Earlier this month, a federal judge in the state of New York struck down a policy in New York City dealing with a police procedure known as “stop and frisk,” citing the city’s use of the procedure as unconstitutional. Stop and frisk, as some of our readers may know, is a procedure whereby officers briefly detain, question and possibly search those they reasonably suspect of criminal activity. The technique is often used in policing for drug crimes.
The practice, in itself, is constitutional and is used in many metropolitan areas, but nowhere so extensively as in New York City. Its extensive use there was based on the idea that it would reduce crime. That, however, really isn’t supported by the evidence. While there has been a reduction in crime since the policy was implemented, there are other potential reasons for the crime drop, such as the great strides made in removing lead from gasoline and house paint.

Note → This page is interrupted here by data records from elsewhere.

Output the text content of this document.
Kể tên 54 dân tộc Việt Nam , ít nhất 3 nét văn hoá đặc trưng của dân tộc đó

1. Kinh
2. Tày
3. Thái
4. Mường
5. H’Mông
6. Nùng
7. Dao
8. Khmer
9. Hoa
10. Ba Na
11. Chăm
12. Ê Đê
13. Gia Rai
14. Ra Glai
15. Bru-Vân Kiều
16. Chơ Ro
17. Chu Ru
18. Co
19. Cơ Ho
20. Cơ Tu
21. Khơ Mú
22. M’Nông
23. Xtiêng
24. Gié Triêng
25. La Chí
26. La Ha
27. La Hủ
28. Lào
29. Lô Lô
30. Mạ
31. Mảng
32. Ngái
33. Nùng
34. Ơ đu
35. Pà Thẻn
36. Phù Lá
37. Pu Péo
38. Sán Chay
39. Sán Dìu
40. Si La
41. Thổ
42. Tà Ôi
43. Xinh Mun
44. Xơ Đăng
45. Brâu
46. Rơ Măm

In addition, a major problem with New York City’s practice was that it was having a disproportional impact on minorities, and involved racial profiling. Over half of those subjected to a stop and frisk in 2011 were black, while just under one third were Hispanic; white people comprised only 10 percent of those who were stopped.
While the decision does not invalidate the use of stop and frisk, it does put other cities on alert that the policing technique must be applied in a way that doesn’t involve racial profiling.
The importance of proper policing is great when it comes to putting together a thorough criminal defense case. When officers act improperly in conducting an investigation or gathering evidence, it can really weaken their case down the road. It is important, though, for defendants to have a strong advocate to see to it that their rights are protected. Legal protections are not really protections until they are claimed.